2. T-Mobile's add prompts viewers to reread the Verizon ad. The best example of this is the text and arrow that exclaim, "Holy small print, Batman!" Interesting how they reference the history of the pop-up quotation bubble.
3. There is a crude joke that runs through the T-Mobile ad, repeatedly referring to Verizon Wireless' balls. The over-the-top snark of this double entendre attempts to bring a form of Internet flaming mainstream.
T-mobile's attempt to undercut Verizon's narrative is noteworthy because it shows how informal media channels and participatory culture have opened a door for using effective remix and digital annotation as an action campaign.
Cenk Uygur annotates a CNN interview to introduce a critical narrative about CNN's journalism
Actress Susan Sarandon has begun stumping for Bernie Sanders' presidential campaign and recently sat down with both CNN and the progressive YouTube news channel The Young Turks.
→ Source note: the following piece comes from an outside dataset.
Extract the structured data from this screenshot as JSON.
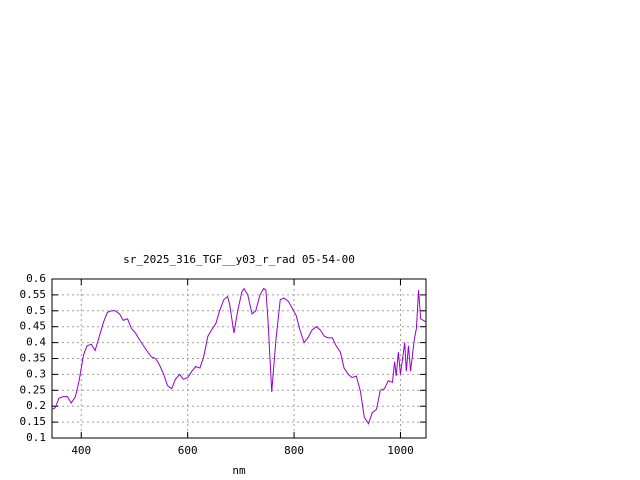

The video below is Cenk Uygur's critical contrast of the two interviews. Instead of delving deeper into Sarandon's answers or her known liberal politics, he introduces a counter narrative about the CNN interview, claiming that the questions reveal the biases of wealthy CNN journalists. He argues that the groupthink in the CNN newsroom makes them dismissive of Sanders' progressive message and colors their approach to covering Sarandon's endorsement.
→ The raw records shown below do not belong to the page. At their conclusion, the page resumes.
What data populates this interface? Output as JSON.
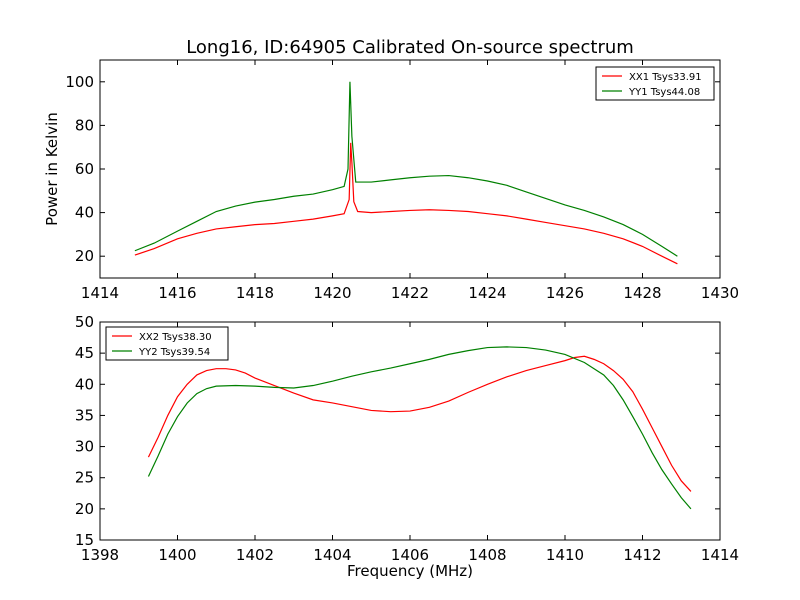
{
  "figure_title": "Long16, ID:64905 Calibrated On-source spectrum",
  "chart_data": [
    {
      "type": "line",
      "title": "Long16, ID:64905 Calibrated On-source spectrum",
      "xlabel": "",
      "ylabel": "Power in Kelvin",
      "xlim": [
        1414,
        1430
      ],
      "ylim": [
        10,
        110
      ],
      "xticks": [
        1414,
        1416,
        1418,
        1420,
        1422,
        1424,
        1426,
        1428,
        1430
      ],
      "yticks": [
        20,
        40,
        60,
        80,
        100
      ],
      "legend_position": "top-right",
      "grid": false,
      "series": [
        {
          "name": "XX1 Tsys33.91",
          "color": "#ff0000",
          "points": [
            [
              1414.9,
              20.5
            ],
            [
              1415.4,
              23.5
            ],
            [
              1416,
              28
            ],
            [
              1416.5,
              30.5
            ],
            [
              1417,
              32.5
            ],
            [
              1417.5,
              33.5
            ],
            [
              1418,
              34.5
            ],
            [
              1418.5,
              35
            ],
            [
              1419,
              36
            ],
            [
              1419.5,
              37
            ],
            [
              1420,
              38.5
            ],
            [
              1420.3,
              39.5
            ],
            [
              1420.43,
              46
            ],
            [
              1420.47,
              72
            ],
            [
              1420.5,
              63
            ],
            [
              1420.55,
              45
            ],
            [
              1420.65,
              40.5
            ],
            [
              1421,
              40
            ],
            [
              1421.5,
              40.5
            ],
            [
              1422,
              41
            ],
            [
              1422.5,
              41.3
            ],
            [
              1423,
              41
            ],
            [
              1423.5,
              40.5
            ],
            [
              1424,
              39.5
            ],
            [
              1424.5,
              38.5
            ],
            [
              1425,
              37
            ],
            [
              1425.5,
              35.5
            ],
            [
              1426,
              34
            ],
            [
              1426.5,
              32.5
            ],
            [
              1427,
              30.5
            ],
            [
              1427.5,
              28
            ],
            [
              1428,
              24.5
            ],
            [
              1428.5,
              20
            ],
            [
              1428.9,
              16.5
            ]
          ]
        },
        {
          "name": "YY1 Tsys44.08",
          "color": "#008000",
          "points": [
            [
              1414.9,
              22.5
            ],
            [
              1415.4,
              26
            ],
            [
              1416,
              31.5
            ],
            [
              1416.5,
              36
            ],
            [
              1417,
              40.5
            ],
            [
              1417.5,
              43
            ],
            [
              1418,
              44.8
            ],
            [
              1418.5,
              46
            ],
            [
              1419,
              47.5
            ],
            [
              1419.5,
              48.5
            ],
            [
              1420,
              50.5
            ],
            [
              1420.3,
              52
            ],
            [
              1420.4,
              60
            ],
            [
              1420.45,
              100
            ],
            [
              1420.5,
              75
            ],
            [
              1420.6,
              54
            ],
            [
              1421,
              54
            ],
            [
              1421.5,
              55
            ],
            [
              1422,
              56
            ],
            [
              1422.5,
              56.7
            ],
            [
              1423,
              57
            ],
            [
              1423.5,
              56
            ],
            [
              1424,
              54.5
            ],
            [
              1424.5,
              52.5
            ],
            [
              1425,
              49.5
            ],
            [
              1425.5,
              46.5
            ],
            [
              1426,
              43.5
            ],
            [
              1426.5,
              41
            ],
            [
              1427,
              38
            ],
            [
              1427.5,
              34.5
            ],
            [
              1428,
              30
            ],
            [
              1428.5,
              24.5
            ],
            [
              1428.9,
              20
            ]
          ]
        }
      ]
    },
    {
      "type": "line",
      "title": "",
      "xlabel": "Frequency (MHz)",
      "ylabel": "",
      "xlim": [
        1398,
        1414
      ],
      "ylim": [
        15,
        50
      ],
      "xticks": [
        1398,
        1400,
        1402,
        1404,
        1406,
        1408,
        1410,
        1412,
        1414
      ],
      "yticks": [
        15,
        20,
        25,
        30,
        35,
        40,
        45,
        50
      ],
      "legend_position": "top-left",
      "grid": false,
      "series": [
        {
          "name": "XX2 Tsys38.30",
          "color": "#ff0000",
          "points": [
            [
              1399.25,
              28.3
            ],
            [
              1399.5,
              31.5
            ],
            [
              1399.75,
              35
            ],
            [
              1400,
              38
            ],
            [
              1400.25,
              40
            ],
            [
              1400.5,
              41.5
            ],
            [
              1400.75,
              42.2
            ],
            [
              1401,
              42.5
            ],
            [
              1401.25,
              42.5
            ],
            [
              1401.5,
              42.3
            ],
            [
              1401.75,
              41.8
            ],
            [
              1402,
              41
            ],
            [
              1402.5,
              39.8
            ],
            [
              1403,
              38.6
            ],
            [
              1403.5,
              37.5
            ],
            [
              1404,
              37
            ],
            [
              1404.5,
              36.4
            ],
            [
              1405,
              35.8
            ],
            [
              1405.5,
              35.6
            ],
            [
              1406,
              35.7
            ],
            [
              1406.5,
              36.3
            ],
            [
              1407,
              37.3
            ],
            [
              1407.5,
              38.7
            ],
            [
              1408,
              40
            ],
            [
              1408.5,
              41.2
            ],
            [
              1409,
              42.2
            ],
            [
              1409.5,
              43
            ],
            [
              1410,
              43.8
            ],
            [
              1410.25,
              44.3
            ],
            [
              1410.5,
              44.5
            ],
            [
              1410.75,
              44
            ],
            [
              1411,
              43.3
            ],
            [
              1411.25,
              42.2
            ],
            [
              1411.5,
              40.8
            ],
            [
              1411.75,
              38.8
            ],
            [
              1412,
              36
            ],
            [
              1412.25,
              33
            ],
            [
              1412.5,
              30
            ],
            [
              1412.75,
              27
            ],
            [
              1413,
              24.5
            ],
            [
              1413.25,
              22.8
            ]
          ]
        },
        {
          "name": "YY2 Tsys39.54",
          "color": "#008000",
          "points": [
            [
              1399.25,
              25.2
            ],
            [
              1399.5,
              28.5
            ],
            [
              1399.75,
              32
            ],
            [
              1400,
              34.8
            ],
            [
              1400.25,
              37
            ],
            [
              1400.5,
              38.5
            ],
            [
              1400.75,
              39.3
            ],
            [
              1401,
              39.7
            ],
            [
              1401.5,
              39.8
            ],
            [
              1402,
              39.7
            ],
            [
              1402.5,
              39.5
            ],
            [
              1403,
              39.4
            ],
            [
              1403.5,
              39.8
            ],
            [
              1404,
              40.5
            ],
            [
              1404.5,
              41.3
            ],
            [
              1405,
              42
            ],
            [
              1405.5,
              42.6
            ],
            [
              1406,
              43.3
            ],
            [
              1406.5,
              44
            ],
            [
              1407,
              44.8
            ],
            [
              1407.5,
              45.4
            ],
            [
              1408,
              45.9
            ],
            [
              1408.5,
              46
            ],
            [
              1409,
              45.9
            ],
            [
              1409.5,
              45.5
            ],
            [
              1410,
              44.8
            ],
            [
              1410.5,
              43.5
            ],
            [
              1411,
              41.5
            ],
            [
              1411.25,
              39.8
            ],
            [
              1411.5,
              37.5
            ],
            [
              1411.75,
              34.8
            ],
            [
              1412,
              32
            ],
            [
              1412.25,
              29
            ],
            [
              1412.5,
              26.3
            ],
            [
              1412.75,
              24
            ],
            [
              1413,
              21.8
            ],
            [
              1413.25,
              20
            ]
          ]
        }
      ]
    }
  ]
}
Three parallel things I noticed
1. Like the Verizon ad above, CNN's format lends itself to a critical markup. Interviews are short and dominated by the questioner who is trying to create a low-substance one minute debate with the hopes of conveying lite controversy just before the next commercial break.
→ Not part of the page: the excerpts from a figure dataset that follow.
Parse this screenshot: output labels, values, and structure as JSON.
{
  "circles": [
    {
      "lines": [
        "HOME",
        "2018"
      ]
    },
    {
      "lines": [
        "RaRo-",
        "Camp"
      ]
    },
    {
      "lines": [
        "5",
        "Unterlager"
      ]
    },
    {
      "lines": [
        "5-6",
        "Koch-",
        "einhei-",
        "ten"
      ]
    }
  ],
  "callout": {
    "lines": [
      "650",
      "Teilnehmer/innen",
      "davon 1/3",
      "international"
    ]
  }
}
2. Uygur's commentary introduces a critical lens for rereading CNN's Sarandon interview and, going forward, for watching CNN's journalists critically as they conduct interviews throughout the election season.
3. He closes the segment by leveraging the informal language of internet flaming to question why anyone goes on CNN to "deal with this crap" and boasting "I guess that's why we're beating CNN all over the Internet."
Like T-mobile's attempt to undercut Verizon's narrative, this critique shows how informal media channels and participatory culture have opened a door for using effective remix and digital annotation as an action campaign.
These models, and the parallels between them, suggest a powerful intersection at the corners of critical media literacy, digital remix and social annotation. How might those intersections engage youth and help them discover their voices and agency in a new media landscape? How might this intersection inform reading instruction in schools?